Muktan grazing scheme restores peace to Laikipia and Baringo
For years, life in Muktan, a pastoral region straddling the border of Laikipia and Baringo counties, was defined by fear.
Competition over grazing land and water frequently erupted into conflict as pastoralists searched for pasture during prolonged dry spells.
Livestock often strayed into farms, destroying crops, while cattle raids left families mourning loved ones and counting heavy losses. Schools were disrupted, livelihoods were shattered, and neighbours who had lived side by side became rivals.
Across the vast grazing fields of Muktan, cattle belonging to different communities graze peacefully alongside one another. Herders who once regarded each other with suspicion now share meals, sleep in the same camps, and work together to care for their livestock.

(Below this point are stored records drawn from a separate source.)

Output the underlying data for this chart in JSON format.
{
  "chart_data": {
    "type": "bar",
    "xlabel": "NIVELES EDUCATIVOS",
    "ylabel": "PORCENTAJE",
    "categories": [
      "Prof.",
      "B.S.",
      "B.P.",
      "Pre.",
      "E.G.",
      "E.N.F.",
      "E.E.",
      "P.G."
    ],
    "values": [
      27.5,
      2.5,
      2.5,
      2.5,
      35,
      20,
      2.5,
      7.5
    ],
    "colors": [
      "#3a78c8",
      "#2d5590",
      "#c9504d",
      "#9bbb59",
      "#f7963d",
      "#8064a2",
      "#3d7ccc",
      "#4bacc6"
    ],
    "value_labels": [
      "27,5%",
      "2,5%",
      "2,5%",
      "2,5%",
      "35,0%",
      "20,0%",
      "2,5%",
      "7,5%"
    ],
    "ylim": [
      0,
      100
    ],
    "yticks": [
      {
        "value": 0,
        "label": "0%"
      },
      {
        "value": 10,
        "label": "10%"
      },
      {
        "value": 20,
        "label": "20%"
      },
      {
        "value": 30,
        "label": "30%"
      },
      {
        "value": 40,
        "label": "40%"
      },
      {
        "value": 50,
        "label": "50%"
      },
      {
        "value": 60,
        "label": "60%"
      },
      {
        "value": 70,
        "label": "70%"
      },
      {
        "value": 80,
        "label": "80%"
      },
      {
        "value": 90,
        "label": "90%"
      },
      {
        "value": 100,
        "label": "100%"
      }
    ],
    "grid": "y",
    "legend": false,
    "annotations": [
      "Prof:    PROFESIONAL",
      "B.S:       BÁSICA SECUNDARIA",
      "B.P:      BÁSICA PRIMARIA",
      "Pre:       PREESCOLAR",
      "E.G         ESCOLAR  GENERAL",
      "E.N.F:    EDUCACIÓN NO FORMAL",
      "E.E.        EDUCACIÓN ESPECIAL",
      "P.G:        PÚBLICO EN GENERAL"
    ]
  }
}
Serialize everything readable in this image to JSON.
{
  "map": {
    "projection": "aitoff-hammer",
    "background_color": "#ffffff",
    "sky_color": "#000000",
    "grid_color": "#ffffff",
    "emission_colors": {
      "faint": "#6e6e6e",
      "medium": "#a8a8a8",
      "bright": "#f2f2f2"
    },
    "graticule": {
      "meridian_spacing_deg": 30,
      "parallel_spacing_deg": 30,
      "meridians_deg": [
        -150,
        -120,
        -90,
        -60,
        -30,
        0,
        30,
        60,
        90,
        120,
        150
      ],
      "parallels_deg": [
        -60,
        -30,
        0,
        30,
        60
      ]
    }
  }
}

Speaking to People Daily Digital on Friday, July 3, 2026, residents say the transformation has been driven by the Muktan Community Grazing Scheme, an initiative that has become as much about building peace as it is about improving livestock production.
Bold experiment in unity
For Joseph Kipkulei, a resident of Cheru, the grazing scheme has helped heal wounds that once seemed impossible to mend.
“Before this programme, there was constant conflict between communities,” Kipkulei recalled.
“Livestock would stray into farms, crops would be destroyed, and people would live in fear. We lost property, some families even lost their children, and schools were affected because of the insecurity,” Kipkulei noted.

The turning point came when neighbouring communities agreed to jointly manage the grazing scheme.
“Today we know each other. We work together, solve problems together and have realised that living peacefully is more important than fighting,” he added.
He believes the project has achieved what countless peace meetings struggled to accomplish by giving communities a common purpose.
The impact is evident not only in stronger relationships but also in healthier livestock.
According to Josphat Kirui, manager of the Muktan Community Grazing Scheme, the project currently supports around 7,000 cattle, with the number expected to increase to nearly 9,500 as more livestock owners register their animals.
“The animals have enough pasture, clean water and regular veterinary care,” Kirui said.
Healthier livestock has translated into stronger household incomes. Families are now able to pay school fees, meet daily household expenses, and improve their livelihoods through the sale of well-conditioned animals. A livestock fattening programme has further boosted earnings by enabling farmers to sell bulls after several months of structured feeding and care.
Enemies became neighbours
While improved livestock production is an important outcome, Kirui believes the programme’s greatest achievement is restoring peace.
“The biggest source of conflict used to be pasture. Now the pasture is available here, and those conflicts have reduced significantly,” Kirui said.
The grazing scheme regularly convenes representatives from participating communities to resolve emerging issues before they escalate into disputes.
The result is a level of trust that would have been unimaginable just a few years ago.
“The herders graze together, eat together, sleep in the same place and talk freely. That interaction has strengthened relationships and built trust,” he added.
Communities that once competed over scarce resources are now working together to protect them.
The benefits have also extended beyond pastoralists. Crop farmers no longer live in constant fear of livestock invading their farms because designated grazing areas have significantly reduced encroachment onto agricultural land.
A Community Reborn
For community elder Lukai Lolem, peace has transformed daily life in ways that statistics alone cannot capture.
“Our livestock are healthier, they have increased in number, and they are well-fed. But what makes us happiest is that we now have peace,” Lukai observed.
He says the programme has fundamentally changed relationships among residents.
“We live together, eat together and support one another. There are no more divisions among us,” he said.

Those simple words reflect a profound transformation in a region once synonymous with tension, mistrust and recurring conflict.
Today, families are investing in their futures instead of living in fear. Parents are keeping their children in school, livestock owners are earning better incomes, and communities are rebuilding friendships that had been fractured for years.
Lesson for Kenya’s drylands
As climate change continues to intensify pressure on grazing land and water resources across Kenya’s arid and semi-arid regions, Muktan demonstrates that lasting peace is not always forged in boardrooms or negotiated at high-level conferences.
Today, the loudest sound across Muktan is no longer the fear of conflict.
It is the gentle ringing of cowbells, a reminder that where communities once fought over grass, they now share both the pasture and the promise of a more peaceful future.